Privacy Data Transformation
Privacy Data Transformation is CustodianAI's de-identification API. It detects and removes sensitive information from text, documents, and images — before that content reaches an LLM, gets stored, or is shared downstream.
Two approaches in one API
Standard compliance modes
Rules and NER-based detection for common PII categories: names, emails, phone numbers, addresses, dates, and IDs.

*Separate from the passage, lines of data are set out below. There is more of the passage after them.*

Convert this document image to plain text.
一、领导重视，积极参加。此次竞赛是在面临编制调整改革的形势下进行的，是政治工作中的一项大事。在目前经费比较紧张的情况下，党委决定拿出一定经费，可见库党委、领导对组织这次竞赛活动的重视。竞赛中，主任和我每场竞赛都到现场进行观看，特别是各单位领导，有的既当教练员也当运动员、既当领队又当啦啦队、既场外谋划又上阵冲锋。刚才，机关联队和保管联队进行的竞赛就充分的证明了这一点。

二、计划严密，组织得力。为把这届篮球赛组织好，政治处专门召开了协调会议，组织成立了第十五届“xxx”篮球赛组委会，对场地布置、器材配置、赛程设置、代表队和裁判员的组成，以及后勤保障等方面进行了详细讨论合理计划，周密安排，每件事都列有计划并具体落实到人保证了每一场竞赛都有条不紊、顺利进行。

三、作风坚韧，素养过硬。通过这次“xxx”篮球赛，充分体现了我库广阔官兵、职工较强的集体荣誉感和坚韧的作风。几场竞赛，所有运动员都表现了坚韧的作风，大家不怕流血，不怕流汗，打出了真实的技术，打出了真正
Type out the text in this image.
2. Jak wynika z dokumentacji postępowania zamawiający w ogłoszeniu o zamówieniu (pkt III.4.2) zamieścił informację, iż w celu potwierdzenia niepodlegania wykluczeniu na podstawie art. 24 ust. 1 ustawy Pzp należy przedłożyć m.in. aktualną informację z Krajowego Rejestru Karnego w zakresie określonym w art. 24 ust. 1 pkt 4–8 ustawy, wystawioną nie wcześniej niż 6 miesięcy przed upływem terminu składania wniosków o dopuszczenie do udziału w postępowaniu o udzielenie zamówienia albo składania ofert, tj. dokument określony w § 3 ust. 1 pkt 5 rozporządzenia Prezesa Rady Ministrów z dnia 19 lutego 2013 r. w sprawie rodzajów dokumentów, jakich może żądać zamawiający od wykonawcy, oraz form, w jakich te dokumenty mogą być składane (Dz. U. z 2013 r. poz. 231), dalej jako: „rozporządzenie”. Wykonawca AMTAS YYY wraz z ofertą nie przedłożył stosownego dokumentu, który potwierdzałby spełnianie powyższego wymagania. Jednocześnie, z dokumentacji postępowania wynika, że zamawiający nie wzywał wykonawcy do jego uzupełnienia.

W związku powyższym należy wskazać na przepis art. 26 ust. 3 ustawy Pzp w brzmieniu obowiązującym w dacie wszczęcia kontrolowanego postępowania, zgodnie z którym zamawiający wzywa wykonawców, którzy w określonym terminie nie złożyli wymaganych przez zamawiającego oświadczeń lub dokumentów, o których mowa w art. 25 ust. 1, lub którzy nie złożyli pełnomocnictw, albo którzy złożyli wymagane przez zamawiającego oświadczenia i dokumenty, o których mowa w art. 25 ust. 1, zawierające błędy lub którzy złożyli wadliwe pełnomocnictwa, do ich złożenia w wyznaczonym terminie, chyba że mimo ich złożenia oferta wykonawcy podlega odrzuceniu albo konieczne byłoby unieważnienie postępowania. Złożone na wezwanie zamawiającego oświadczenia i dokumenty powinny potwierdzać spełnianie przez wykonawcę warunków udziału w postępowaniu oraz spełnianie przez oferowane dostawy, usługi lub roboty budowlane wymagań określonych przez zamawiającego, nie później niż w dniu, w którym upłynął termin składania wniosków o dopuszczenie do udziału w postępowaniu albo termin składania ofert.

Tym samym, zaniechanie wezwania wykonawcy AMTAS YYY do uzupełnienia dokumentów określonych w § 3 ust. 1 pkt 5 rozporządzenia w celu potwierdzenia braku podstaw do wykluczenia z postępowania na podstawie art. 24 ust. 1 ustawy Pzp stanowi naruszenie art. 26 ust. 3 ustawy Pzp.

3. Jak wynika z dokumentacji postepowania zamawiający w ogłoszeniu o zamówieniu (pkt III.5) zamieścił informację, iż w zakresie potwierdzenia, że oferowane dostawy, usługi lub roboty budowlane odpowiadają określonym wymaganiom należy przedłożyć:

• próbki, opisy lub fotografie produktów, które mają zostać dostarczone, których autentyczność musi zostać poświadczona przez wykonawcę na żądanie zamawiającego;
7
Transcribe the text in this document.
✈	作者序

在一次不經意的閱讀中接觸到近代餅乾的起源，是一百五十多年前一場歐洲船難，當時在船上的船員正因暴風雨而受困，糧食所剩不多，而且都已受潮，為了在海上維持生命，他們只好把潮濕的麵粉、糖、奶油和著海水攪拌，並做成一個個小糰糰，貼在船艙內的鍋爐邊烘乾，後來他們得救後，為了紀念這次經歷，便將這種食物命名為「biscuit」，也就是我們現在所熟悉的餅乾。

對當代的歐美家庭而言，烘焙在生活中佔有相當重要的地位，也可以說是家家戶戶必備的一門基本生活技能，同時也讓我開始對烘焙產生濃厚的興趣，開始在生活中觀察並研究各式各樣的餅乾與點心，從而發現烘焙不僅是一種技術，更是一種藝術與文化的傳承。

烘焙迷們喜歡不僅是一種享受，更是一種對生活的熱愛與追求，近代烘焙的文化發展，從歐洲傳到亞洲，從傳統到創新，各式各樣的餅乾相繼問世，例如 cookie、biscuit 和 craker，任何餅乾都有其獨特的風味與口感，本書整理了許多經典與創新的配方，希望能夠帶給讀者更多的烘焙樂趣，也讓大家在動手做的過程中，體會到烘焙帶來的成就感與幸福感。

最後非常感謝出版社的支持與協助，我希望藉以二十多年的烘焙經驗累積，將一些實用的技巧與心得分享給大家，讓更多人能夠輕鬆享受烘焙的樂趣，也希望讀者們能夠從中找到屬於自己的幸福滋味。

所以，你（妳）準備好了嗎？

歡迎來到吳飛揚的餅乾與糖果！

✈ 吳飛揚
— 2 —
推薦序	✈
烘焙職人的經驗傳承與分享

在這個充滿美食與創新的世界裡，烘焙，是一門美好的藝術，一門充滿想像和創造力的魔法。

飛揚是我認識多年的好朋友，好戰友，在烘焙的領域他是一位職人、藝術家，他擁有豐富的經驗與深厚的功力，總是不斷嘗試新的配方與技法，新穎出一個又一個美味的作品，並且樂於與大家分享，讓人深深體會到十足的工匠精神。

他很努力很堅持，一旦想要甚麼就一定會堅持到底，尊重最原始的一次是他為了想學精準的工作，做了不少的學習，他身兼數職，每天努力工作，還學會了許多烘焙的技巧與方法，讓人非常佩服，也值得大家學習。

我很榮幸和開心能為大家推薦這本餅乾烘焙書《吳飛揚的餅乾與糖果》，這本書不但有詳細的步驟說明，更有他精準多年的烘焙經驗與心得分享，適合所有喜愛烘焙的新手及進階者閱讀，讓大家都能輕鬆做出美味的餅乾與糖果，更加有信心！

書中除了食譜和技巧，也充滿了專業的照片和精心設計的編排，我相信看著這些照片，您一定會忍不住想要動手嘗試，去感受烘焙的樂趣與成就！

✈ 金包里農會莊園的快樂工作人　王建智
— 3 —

Outputs mapped to regulatory frameworks.
| Mode | Use for |
|---|---|
MASKED | General-purpose redaction with **** |
PROPRIETARY | Guardian Layer — domain-aware semantic de-identification |
GDPR, HIPAA, and CUSTOM modes are coming soon. → See what's planned
Guardian Layer
CustodianAI's proprietary detection layer, identifying domain-specific sensitive content beyond standard PII — proprietary terminology, internal identifiers, and contextually sensitive language that compliance rules don't cover.
What you can de-identify
- Text — any string, from a single sentence to a full document
- CSV files — every cell is processed independently
- DOCX files — text content replaced in-place, formatting preserved
- PDF files — word-level redaction, layout preserved
- TXT files — plain-text in, plain-text out
- Images — OCR-based detection and redaction (pending public release)
Authentication
All Privacy Data Transformation endpoints require your API key in the X-API-Key header:
X-API-Key: cai_your_key_here
→ API Reference: Authentication
Character credits
Each request consumes credits equal to the number of characters in the input text. File endpoints count the total characters across all processed cells or pages.